Fisher Vectors Derived from Hybrid Gaussian-Laplacian Mixture Models for Image Annotation
This work addresses image retrieval and annotation problems for computer vision applications, representing an incremental improvement over existing Fisher Vector methods.
The authors tackled image annotation and search by proposing a hybrid Gaussian-Laplacian mixture model to derive Fisher Vectors, achieving state-of-the-art results on these tasks.

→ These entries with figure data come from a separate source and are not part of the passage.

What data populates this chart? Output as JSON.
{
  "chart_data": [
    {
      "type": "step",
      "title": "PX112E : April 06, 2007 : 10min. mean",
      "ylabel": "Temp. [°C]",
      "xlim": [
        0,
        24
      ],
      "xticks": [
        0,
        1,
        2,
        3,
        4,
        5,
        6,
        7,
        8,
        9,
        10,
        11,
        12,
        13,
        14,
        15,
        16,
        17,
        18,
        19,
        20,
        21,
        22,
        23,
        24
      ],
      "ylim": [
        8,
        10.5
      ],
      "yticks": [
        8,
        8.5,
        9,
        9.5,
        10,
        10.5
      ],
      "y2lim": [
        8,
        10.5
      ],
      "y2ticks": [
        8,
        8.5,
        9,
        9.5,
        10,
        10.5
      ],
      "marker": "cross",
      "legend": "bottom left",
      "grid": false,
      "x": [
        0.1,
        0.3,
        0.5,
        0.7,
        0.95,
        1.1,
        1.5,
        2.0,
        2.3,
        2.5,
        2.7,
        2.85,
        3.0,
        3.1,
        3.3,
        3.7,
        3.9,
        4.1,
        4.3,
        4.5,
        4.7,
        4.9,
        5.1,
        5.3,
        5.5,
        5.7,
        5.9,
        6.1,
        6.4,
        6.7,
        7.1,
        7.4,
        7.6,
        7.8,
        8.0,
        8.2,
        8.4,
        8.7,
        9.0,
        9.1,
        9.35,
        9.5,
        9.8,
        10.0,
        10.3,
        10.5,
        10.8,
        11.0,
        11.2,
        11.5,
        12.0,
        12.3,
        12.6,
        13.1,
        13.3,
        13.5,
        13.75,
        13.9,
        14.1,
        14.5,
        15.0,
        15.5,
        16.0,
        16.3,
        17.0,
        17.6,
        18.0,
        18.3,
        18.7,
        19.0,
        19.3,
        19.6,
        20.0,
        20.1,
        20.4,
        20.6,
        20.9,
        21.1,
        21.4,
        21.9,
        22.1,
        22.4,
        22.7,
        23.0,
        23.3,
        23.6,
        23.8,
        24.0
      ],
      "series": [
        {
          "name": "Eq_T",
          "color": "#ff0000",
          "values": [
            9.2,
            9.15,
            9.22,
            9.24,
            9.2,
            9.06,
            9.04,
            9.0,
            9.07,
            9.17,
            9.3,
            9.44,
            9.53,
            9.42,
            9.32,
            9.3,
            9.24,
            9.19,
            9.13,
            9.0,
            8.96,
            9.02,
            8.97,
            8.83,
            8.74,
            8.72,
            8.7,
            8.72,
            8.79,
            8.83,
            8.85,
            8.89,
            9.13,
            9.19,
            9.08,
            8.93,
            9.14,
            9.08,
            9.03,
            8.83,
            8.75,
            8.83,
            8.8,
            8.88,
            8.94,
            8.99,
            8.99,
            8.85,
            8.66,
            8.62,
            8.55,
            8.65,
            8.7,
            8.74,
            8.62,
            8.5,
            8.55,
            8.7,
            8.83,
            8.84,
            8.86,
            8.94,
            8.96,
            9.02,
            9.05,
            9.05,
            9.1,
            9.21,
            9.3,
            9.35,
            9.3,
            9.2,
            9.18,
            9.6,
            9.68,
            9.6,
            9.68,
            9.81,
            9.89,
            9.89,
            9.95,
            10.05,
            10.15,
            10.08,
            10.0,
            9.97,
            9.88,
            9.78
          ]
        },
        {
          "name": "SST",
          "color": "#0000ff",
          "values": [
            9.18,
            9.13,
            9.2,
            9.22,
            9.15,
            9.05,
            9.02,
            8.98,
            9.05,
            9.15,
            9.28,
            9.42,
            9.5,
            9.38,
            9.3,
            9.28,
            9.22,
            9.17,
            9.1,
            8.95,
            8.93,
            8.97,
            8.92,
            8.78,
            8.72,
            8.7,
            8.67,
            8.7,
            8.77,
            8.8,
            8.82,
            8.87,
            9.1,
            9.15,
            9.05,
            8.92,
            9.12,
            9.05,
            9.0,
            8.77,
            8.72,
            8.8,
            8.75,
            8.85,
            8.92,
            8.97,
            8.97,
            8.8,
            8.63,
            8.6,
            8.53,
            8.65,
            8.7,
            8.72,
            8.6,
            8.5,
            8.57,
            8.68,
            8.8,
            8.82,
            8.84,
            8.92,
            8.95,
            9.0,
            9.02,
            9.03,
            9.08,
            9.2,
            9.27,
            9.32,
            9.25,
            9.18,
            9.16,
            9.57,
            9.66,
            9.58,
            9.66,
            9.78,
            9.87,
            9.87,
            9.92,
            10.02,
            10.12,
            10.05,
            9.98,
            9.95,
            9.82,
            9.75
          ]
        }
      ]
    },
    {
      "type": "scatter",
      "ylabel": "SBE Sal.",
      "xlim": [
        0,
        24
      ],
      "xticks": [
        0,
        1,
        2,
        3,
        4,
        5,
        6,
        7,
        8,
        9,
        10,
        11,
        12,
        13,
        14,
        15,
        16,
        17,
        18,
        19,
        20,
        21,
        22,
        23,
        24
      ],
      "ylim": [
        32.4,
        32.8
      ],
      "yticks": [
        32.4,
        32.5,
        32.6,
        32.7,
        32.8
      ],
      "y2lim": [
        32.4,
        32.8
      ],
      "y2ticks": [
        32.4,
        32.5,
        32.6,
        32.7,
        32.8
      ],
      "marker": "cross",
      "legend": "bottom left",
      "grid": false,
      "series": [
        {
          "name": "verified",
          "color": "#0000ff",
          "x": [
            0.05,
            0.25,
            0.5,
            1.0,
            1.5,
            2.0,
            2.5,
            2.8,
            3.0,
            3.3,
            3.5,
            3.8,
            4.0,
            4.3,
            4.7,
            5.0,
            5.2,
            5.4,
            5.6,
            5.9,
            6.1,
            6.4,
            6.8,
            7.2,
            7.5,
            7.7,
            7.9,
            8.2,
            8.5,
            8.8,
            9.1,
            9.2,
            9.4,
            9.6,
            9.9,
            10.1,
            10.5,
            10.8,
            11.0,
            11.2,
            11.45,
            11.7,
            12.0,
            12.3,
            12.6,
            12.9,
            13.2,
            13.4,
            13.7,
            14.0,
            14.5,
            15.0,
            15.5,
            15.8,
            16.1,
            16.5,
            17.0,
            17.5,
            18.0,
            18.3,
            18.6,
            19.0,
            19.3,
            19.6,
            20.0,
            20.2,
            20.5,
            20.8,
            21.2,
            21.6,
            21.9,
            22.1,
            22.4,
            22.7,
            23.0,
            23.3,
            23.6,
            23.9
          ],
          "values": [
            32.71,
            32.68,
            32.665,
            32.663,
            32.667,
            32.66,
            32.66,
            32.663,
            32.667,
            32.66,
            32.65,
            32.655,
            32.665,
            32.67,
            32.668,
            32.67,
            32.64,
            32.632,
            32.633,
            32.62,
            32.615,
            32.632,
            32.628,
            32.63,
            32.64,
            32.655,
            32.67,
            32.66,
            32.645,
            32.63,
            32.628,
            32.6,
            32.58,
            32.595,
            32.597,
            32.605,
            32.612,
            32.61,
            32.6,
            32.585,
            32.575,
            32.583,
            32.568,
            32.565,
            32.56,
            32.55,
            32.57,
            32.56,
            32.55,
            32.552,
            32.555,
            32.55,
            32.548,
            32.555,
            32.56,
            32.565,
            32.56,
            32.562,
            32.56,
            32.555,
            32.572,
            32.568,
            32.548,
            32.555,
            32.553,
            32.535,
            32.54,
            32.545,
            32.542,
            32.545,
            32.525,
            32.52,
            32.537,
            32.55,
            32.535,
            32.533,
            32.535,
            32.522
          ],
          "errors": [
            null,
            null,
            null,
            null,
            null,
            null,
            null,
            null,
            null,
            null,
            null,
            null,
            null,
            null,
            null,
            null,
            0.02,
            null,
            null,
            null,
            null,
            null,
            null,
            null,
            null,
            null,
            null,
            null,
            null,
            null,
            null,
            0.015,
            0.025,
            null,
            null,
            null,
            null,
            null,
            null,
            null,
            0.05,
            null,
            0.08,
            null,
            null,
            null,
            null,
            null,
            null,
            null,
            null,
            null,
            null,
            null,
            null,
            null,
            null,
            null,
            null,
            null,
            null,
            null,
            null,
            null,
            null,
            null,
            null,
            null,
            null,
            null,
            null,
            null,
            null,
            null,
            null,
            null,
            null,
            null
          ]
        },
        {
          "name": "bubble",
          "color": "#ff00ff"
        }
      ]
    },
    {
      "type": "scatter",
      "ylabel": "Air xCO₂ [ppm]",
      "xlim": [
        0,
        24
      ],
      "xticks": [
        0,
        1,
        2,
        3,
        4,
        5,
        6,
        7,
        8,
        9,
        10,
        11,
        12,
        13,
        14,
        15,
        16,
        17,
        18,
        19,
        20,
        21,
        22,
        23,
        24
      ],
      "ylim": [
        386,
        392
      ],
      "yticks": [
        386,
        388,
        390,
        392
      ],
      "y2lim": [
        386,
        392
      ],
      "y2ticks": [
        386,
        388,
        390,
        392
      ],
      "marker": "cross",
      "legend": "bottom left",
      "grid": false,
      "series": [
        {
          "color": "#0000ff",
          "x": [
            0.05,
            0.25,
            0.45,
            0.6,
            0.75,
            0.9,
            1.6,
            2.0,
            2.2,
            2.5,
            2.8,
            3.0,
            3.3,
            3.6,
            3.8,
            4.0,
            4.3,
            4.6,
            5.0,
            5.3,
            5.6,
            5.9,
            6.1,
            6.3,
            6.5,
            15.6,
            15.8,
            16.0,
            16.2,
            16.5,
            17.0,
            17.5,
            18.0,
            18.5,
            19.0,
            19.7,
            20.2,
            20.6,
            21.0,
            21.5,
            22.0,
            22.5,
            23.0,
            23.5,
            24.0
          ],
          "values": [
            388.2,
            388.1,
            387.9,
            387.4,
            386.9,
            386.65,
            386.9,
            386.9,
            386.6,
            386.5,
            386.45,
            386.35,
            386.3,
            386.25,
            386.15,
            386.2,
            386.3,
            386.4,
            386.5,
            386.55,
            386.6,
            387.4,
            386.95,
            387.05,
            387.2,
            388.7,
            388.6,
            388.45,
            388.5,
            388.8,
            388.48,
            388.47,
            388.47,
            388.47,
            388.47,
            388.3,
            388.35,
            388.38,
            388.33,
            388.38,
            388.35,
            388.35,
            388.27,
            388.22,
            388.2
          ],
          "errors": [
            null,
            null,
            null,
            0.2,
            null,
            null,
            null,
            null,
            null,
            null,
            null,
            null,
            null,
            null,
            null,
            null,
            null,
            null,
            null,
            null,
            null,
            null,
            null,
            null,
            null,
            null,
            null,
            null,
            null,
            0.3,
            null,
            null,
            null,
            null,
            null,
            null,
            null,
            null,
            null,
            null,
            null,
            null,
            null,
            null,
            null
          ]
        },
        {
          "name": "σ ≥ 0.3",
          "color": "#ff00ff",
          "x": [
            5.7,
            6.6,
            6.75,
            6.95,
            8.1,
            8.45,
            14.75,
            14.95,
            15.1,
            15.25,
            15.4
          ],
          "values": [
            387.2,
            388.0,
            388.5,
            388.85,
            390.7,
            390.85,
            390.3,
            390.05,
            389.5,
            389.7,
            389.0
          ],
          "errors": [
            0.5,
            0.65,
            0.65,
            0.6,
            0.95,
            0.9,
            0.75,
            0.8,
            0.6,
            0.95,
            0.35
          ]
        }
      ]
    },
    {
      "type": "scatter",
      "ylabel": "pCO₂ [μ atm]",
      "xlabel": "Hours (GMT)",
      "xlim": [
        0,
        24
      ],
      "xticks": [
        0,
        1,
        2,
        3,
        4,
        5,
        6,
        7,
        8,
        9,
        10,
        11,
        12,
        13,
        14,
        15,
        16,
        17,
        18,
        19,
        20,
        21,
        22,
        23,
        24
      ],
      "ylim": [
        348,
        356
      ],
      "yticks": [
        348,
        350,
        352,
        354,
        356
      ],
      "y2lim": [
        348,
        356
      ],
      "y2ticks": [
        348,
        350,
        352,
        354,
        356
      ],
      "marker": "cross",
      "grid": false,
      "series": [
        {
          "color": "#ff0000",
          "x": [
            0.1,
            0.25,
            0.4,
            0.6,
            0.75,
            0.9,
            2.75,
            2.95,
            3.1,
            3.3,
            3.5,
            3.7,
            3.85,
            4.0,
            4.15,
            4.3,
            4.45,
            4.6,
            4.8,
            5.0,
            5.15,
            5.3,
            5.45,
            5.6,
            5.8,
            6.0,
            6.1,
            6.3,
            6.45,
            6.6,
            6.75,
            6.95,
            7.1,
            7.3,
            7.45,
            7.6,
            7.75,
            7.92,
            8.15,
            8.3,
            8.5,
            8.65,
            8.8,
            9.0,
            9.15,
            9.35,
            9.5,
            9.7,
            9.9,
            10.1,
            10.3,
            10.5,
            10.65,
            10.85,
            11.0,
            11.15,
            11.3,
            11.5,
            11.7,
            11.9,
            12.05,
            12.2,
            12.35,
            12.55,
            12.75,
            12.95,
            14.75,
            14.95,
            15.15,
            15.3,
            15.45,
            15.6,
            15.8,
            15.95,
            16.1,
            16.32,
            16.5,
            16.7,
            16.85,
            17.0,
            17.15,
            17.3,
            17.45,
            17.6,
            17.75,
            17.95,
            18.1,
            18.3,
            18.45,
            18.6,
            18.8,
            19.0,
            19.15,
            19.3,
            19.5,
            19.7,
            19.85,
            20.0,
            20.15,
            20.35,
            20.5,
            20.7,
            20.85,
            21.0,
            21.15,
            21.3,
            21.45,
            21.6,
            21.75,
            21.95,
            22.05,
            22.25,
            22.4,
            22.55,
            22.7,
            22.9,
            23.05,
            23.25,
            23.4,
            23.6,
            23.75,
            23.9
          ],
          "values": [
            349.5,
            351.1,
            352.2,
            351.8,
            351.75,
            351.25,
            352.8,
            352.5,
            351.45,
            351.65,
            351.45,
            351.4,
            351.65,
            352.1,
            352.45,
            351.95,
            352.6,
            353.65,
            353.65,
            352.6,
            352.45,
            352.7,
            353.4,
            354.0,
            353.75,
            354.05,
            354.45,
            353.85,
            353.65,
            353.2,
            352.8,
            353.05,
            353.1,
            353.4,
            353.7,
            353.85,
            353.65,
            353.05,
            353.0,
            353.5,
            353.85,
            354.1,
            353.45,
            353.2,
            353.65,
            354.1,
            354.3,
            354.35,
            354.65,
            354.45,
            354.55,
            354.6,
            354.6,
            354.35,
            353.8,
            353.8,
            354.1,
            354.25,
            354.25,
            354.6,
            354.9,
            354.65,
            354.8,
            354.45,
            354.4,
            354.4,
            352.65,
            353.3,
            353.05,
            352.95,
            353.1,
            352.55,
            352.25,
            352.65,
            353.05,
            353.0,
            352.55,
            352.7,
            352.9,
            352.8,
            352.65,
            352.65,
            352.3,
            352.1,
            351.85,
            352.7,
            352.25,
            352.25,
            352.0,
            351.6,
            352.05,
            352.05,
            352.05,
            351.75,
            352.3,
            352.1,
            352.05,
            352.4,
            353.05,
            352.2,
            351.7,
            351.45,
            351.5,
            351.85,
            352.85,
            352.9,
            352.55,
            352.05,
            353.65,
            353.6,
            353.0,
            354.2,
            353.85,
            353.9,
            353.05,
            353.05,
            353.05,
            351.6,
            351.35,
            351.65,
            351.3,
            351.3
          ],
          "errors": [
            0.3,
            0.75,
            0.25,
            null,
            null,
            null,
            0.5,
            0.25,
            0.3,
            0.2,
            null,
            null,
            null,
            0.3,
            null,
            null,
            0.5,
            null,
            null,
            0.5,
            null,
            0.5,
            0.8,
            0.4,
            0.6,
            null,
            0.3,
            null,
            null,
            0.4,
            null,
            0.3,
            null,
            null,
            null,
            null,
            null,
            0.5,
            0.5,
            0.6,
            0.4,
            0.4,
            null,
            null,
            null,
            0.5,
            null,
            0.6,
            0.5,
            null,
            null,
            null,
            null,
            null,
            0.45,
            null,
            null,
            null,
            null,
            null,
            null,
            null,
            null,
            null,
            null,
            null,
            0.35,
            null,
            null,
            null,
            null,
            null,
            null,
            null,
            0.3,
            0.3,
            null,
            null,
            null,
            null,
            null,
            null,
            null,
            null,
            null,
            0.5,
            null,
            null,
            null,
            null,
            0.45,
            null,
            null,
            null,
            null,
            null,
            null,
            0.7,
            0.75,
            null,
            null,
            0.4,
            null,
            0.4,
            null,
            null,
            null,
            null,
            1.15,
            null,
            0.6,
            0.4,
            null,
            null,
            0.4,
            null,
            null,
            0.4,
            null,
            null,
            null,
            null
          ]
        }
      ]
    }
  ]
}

In the traditional object recognition pipeline, descriptors are densely sampled over an image, pooled into a high dimensional non-linear representation and then passed to a classifier. In recent years, Fisher Vectors have proven empirically to be the leading representation for a large variety of applications. The Fisher Vector is typically taken as the gradients of the log-likelihood of descriptors, with respect to the parameters of a Gaussian Mixture Model (GMM). Motivated by the assumption that different distributions should be applied for different datasets, we present two other Mixture Models and derive their Expectation-Maximization and Fisher Vector expressions. The first is a Laplacian Mixture Model (LMM), which is based on the Laplacian distribution. The second Mixture Model presented is a Hybrid Gaussian-Laplacian Mixture Model (HGLMM) which is based on a weighted geometric mean of the Gaussian and Laplacian distribution. An interesting property of the Expectation-Maximization algorithm for the latter is that in the maximization step, each dimension in each component is chosen to be either a Gaussian or a Laplacian. Finally, by using the new Fisher Vectors derived from HGLMMs, we achieve state-of-the-art results for both the image annotation and the image search by a sentence tasks.